Perched on a large box, her mind processed the details of the case. First, the Guild Master had refused to tell her the name of the contractor. Not a requirement, but usually given to the assassins. More information always made a hit easier to undertake. Second, her target was innocent, had in fact refused to break her pledge bonds.
While three Masters ran the Miscreants Guild, only the Guild Master held responsibility for assignments. He had to have known of the target’s innocence. Why give this case to her? There were other, less particular members of the guild, who would’ve done the job without a thought. Was it an accident or a purposeful betrayal?
Time crept forward while she waited until dusk, when twilight’s shroud provided concealment and people on the street rushed to get home. Folk paid more attention to their safety at full night than when the streets teamed with people intent on reaching their homes. After an hour, long shadows enclosed the attic in gloominess. The trick to a good escape was to act as if you were doing nothing wrong. If you tried to act stealthy, you’d be caught. No one cared about citizens who went about everyday, mundane activities.

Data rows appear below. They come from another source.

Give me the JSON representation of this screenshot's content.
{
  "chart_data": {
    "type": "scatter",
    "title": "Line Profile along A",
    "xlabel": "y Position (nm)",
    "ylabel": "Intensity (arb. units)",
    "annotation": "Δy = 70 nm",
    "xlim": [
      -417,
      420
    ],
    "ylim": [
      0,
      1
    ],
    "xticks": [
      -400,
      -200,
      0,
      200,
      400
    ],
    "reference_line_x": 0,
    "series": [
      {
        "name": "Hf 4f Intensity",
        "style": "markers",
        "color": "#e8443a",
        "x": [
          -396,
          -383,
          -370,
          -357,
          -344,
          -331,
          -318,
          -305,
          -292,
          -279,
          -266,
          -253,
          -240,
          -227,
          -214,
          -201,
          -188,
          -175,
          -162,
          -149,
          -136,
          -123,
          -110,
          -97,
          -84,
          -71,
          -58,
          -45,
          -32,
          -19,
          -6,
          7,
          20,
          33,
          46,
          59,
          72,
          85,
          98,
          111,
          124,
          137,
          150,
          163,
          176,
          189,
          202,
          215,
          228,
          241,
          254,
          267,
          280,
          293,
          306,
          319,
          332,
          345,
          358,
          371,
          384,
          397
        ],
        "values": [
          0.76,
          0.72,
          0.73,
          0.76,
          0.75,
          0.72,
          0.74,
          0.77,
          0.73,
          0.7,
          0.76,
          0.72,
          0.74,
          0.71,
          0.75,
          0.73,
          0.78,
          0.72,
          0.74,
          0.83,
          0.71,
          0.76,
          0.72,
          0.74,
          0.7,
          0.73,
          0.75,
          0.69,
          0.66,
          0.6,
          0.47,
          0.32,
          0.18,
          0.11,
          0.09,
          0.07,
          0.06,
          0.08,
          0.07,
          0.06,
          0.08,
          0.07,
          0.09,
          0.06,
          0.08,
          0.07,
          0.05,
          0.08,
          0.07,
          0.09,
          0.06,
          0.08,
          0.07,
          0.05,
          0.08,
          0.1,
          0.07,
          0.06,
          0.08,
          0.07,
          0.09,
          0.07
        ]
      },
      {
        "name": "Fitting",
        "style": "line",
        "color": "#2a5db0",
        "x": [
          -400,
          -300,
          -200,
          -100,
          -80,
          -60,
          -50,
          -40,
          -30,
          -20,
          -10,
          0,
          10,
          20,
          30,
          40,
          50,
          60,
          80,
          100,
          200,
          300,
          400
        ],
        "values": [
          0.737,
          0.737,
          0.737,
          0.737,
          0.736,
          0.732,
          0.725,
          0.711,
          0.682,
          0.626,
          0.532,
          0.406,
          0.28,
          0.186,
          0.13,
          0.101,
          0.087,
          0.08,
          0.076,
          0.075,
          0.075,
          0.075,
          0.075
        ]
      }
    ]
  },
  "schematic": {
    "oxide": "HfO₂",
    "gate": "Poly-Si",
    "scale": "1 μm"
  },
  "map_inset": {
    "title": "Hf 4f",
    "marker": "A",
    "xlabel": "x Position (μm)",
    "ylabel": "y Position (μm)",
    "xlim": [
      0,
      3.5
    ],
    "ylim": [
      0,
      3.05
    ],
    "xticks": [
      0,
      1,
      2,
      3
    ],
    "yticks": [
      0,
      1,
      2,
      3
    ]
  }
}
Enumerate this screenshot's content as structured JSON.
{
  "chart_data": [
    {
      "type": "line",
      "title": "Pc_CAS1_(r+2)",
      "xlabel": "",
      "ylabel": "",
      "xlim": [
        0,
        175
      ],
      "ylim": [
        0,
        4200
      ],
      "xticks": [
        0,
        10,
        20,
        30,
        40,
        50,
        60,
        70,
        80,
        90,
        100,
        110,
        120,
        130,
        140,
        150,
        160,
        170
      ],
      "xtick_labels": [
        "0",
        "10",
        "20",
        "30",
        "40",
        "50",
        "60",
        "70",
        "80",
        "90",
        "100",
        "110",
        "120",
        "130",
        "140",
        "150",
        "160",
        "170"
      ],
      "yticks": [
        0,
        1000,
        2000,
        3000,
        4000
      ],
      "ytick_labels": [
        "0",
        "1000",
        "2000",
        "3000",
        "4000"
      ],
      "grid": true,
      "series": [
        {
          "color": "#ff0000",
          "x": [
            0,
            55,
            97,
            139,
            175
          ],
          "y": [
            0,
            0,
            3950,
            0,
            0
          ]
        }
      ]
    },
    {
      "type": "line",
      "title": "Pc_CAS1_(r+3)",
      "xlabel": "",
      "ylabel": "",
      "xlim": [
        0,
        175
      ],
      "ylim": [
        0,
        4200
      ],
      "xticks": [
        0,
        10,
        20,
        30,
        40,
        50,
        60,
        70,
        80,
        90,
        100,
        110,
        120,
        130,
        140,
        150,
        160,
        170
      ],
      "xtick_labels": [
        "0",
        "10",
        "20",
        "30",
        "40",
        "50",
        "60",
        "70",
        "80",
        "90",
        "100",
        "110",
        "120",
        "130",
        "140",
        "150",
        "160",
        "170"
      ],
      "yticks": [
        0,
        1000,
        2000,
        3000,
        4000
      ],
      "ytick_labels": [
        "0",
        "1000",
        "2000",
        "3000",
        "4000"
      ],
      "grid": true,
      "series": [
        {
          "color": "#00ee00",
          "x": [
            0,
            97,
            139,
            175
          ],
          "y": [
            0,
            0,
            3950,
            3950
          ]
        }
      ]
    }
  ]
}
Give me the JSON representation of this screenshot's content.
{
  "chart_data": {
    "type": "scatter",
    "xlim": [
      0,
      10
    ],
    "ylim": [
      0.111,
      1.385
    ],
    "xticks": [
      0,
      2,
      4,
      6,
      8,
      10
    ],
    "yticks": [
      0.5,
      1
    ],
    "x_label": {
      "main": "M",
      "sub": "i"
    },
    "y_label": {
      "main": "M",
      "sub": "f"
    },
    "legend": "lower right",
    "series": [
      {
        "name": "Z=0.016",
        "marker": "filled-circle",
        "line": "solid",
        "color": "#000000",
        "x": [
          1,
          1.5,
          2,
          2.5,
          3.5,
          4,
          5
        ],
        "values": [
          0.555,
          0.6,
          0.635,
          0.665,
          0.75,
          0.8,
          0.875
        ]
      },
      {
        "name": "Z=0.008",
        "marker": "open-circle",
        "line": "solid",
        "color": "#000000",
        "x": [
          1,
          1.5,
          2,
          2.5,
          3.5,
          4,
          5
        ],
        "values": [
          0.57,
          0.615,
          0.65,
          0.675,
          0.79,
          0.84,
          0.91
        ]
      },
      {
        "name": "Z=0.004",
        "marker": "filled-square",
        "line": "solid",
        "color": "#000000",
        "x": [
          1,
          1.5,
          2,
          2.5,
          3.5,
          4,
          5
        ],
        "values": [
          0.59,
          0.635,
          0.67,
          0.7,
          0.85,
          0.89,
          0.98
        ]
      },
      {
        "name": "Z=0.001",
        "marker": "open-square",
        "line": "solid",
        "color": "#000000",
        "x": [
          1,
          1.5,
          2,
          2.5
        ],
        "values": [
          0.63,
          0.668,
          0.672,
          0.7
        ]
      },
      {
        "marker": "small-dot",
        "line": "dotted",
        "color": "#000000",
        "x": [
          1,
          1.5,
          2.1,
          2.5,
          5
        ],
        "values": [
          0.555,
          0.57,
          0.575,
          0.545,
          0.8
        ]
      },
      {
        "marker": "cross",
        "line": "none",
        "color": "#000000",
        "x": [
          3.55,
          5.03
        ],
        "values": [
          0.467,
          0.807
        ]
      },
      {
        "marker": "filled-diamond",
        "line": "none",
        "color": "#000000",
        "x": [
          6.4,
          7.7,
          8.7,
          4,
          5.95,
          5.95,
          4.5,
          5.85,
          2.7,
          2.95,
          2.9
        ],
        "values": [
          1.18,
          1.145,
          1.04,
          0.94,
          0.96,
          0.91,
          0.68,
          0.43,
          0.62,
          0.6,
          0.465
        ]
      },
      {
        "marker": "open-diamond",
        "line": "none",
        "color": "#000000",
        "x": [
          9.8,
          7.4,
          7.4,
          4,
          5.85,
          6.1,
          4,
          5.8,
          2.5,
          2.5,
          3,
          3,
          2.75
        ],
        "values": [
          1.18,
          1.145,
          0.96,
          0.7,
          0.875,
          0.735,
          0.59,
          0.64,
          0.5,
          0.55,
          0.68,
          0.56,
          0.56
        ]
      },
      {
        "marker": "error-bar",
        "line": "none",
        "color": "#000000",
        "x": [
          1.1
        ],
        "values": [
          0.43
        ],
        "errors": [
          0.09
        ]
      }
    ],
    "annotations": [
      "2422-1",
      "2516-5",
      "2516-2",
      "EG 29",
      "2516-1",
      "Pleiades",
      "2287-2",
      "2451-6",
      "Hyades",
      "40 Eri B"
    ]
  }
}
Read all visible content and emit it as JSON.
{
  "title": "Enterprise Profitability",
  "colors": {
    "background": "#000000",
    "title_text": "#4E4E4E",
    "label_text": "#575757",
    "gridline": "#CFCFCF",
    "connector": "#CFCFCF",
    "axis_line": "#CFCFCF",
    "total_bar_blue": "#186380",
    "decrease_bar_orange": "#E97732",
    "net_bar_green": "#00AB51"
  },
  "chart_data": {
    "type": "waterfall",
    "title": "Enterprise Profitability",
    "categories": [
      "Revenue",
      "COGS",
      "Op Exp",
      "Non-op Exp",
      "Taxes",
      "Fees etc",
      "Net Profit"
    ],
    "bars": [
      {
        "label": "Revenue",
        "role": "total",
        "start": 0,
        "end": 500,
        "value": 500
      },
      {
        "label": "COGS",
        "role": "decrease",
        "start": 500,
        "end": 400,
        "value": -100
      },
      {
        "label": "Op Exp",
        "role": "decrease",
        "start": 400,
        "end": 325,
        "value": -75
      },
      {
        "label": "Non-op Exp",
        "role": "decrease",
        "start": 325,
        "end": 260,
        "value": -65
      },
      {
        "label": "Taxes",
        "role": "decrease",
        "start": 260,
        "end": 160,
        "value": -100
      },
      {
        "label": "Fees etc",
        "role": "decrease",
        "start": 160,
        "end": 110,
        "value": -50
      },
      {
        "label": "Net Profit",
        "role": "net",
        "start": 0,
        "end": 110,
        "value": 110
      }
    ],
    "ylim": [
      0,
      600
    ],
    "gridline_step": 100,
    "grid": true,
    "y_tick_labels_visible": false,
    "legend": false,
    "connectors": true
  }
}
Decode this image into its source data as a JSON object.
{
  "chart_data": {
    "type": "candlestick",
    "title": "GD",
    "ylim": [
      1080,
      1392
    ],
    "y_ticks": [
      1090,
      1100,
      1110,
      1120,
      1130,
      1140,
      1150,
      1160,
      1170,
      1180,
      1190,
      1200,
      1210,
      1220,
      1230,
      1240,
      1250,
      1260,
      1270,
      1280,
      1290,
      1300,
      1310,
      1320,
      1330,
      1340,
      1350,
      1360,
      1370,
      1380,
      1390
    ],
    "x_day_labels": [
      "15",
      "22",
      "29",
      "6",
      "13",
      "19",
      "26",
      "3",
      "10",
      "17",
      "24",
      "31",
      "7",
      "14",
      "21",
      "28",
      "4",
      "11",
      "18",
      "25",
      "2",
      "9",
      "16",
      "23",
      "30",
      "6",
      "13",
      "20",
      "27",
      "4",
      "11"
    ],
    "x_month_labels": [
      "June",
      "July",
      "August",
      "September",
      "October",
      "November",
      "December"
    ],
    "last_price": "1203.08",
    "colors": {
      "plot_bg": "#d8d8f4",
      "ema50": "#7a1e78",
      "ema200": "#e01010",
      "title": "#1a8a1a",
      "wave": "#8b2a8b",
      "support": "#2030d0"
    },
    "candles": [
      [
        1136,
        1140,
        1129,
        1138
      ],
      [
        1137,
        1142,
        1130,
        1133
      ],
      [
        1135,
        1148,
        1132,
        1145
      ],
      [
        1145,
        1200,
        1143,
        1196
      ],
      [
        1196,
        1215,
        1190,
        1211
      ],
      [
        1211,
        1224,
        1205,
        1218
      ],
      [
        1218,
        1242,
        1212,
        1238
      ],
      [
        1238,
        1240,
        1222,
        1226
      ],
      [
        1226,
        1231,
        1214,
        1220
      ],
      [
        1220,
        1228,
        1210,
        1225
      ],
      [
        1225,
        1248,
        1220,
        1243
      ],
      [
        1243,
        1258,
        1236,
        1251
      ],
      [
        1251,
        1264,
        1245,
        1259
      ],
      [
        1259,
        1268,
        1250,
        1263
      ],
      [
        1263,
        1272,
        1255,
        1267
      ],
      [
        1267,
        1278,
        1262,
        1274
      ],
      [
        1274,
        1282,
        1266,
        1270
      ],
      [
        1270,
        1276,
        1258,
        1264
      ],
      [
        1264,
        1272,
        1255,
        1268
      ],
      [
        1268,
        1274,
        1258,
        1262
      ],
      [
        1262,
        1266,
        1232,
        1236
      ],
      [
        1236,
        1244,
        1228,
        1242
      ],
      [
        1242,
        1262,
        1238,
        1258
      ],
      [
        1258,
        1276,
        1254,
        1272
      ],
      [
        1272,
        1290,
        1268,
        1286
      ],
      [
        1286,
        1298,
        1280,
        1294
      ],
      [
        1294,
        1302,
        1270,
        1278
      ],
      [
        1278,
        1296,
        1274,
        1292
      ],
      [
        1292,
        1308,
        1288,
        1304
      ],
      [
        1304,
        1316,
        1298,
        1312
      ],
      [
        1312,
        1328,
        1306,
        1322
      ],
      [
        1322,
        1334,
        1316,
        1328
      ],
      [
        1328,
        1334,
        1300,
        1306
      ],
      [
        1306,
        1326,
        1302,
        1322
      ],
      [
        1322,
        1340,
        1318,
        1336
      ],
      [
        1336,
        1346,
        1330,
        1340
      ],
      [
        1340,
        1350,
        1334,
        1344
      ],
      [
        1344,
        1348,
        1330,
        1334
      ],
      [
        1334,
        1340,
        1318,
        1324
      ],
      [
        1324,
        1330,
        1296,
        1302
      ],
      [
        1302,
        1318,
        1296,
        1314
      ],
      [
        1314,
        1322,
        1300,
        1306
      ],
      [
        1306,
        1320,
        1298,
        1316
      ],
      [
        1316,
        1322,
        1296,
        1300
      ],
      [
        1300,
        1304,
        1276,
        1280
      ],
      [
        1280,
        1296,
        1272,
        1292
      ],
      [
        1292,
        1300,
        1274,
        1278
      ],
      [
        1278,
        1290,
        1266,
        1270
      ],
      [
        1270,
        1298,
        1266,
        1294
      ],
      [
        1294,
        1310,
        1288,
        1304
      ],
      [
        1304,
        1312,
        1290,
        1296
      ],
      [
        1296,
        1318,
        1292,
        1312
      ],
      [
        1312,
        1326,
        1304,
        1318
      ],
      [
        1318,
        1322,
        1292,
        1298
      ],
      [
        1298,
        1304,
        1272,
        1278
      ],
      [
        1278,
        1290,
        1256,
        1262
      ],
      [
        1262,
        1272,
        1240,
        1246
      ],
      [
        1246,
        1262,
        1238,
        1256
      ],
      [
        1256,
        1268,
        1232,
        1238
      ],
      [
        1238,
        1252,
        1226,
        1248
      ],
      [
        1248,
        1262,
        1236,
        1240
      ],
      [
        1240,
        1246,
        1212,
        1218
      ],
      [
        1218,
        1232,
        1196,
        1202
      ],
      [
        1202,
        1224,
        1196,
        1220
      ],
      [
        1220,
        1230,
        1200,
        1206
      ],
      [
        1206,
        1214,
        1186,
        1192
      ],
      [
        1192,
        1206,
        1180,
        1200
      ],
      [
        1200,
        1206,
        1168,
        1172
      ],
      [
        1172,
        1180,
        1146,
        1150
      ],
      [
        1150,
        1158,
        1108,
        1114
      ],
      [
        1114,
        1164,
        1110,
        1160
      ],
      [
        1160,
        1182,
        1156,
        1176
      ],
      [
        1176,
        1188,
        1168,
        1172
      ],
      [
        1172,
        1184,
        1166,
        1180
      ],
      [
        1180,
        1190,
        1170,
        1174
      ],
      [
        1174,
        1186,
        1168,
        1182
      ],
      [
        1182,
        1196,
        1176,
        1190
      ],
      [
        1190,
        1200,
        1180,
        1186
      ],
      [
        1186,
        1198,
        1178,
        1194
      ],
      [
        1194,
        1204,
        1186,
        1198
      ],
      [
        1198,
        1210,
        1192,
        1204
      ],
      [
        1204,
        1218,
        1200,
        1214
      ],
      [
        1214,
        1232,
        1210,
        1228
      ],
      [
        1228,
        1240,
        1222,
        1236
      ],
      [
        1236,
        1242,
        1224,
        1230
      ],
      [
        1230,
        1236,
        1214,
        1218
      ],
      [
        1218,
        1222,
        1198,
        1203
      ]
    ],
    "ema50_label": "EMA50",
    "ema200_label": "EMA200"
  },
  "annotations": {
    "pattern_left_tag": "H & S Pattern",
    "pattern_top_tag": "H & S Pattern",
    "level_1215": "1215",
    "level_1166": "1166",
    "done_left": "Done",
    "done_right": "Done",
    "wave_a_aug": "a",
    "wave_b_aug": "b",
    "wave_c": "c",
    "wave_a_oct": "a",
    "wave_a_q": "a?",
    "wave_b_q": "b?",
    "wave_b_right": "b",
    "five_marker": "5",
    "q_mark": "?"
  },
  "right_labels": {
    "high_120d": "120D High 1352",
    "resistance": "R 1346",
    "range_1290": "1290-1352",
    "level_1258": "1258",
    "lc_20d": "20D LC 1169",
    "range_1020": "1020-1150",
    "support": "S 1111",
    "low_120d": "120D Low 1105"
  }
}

Grabbing the hanging rope, she climbed to the hole where the vent usually resided. After swinging through it and then onto the roof, she coiled her rope, attached it to her belt and replaced the attic vent. Spinning together her dwindling reserve of life-force, she created a slide to the alley road.
No one else could see or use the glittery, golden magic. Eventually the magic dissipated and Caitlyn imagined whatever essence remained of her victim’s soul returned to the aether. A soul acted as a catalyst for her magic, sparking many spells before needing to be renewed.
With a break in foot traffic, she walked out of the dark alley and joined the nighttime crowd. Strolling easily, she kept a wary eye on those nearby but didn’t focus too hard. Most of the criminal element stayed away from this part of town. Near the palace and the center of law for Ellemarlene, Paladin knights frequently patrolled these streets and took a dim view of common criminals.
Of course, if you were an uncommon criminal, like herself, the patrols only added to the excitement. At the end of the street, she turned right. Here, stone façade houses gave way to wooden homes. Lower ranked judicial workers mingled with members of the clergy.
Ellemarlene boasted more than 120 different religions. Some were small and some had large congregations but all of them had a place of worship within Blessed Acres, the large area between the city center and Shelbeigh Forest. Usually Caitlyn avoided this part of the city. While she didn’t believe in a particular deity, she didn’t want to be preached at on the street either.
Foot traffic increased and she found herself pushed against other pedestrians. Each contact roused the magic within her and the intense need to feed. Her last assignment had been over five months ago. Soon, her power would lash out and take what it needed but she refused to terminate an innocent’s person life as long as she had a choice. What did the Guild Master know of her powers? Had he given her the assignment because he thought she might be desperate?
She found a shadowed nook between two storefronts to wait for the mass exodus to pass by. One of the bigger churches must have been holding a service. Her stomach rumbled. At least she could feed one of her hungers. A few blocks over, there were some good taverns, so long as you didn’t mind a monk having a philosophical discussion with you. Although, if you looked grim enough, they usually left you alone.
Foot traffic slowed to a trickle. Caitlyn stepped away from the nook and avoided the steaming messes left by draft horses on the cobblestone road. Around the corner, she crossed the street and stopped before a small wooden single-story house with a hanging white, gold, and green sign of a lizard lying on a desert stone. The Sunshine Perch, home to the best corn pastry in Ellemarlene.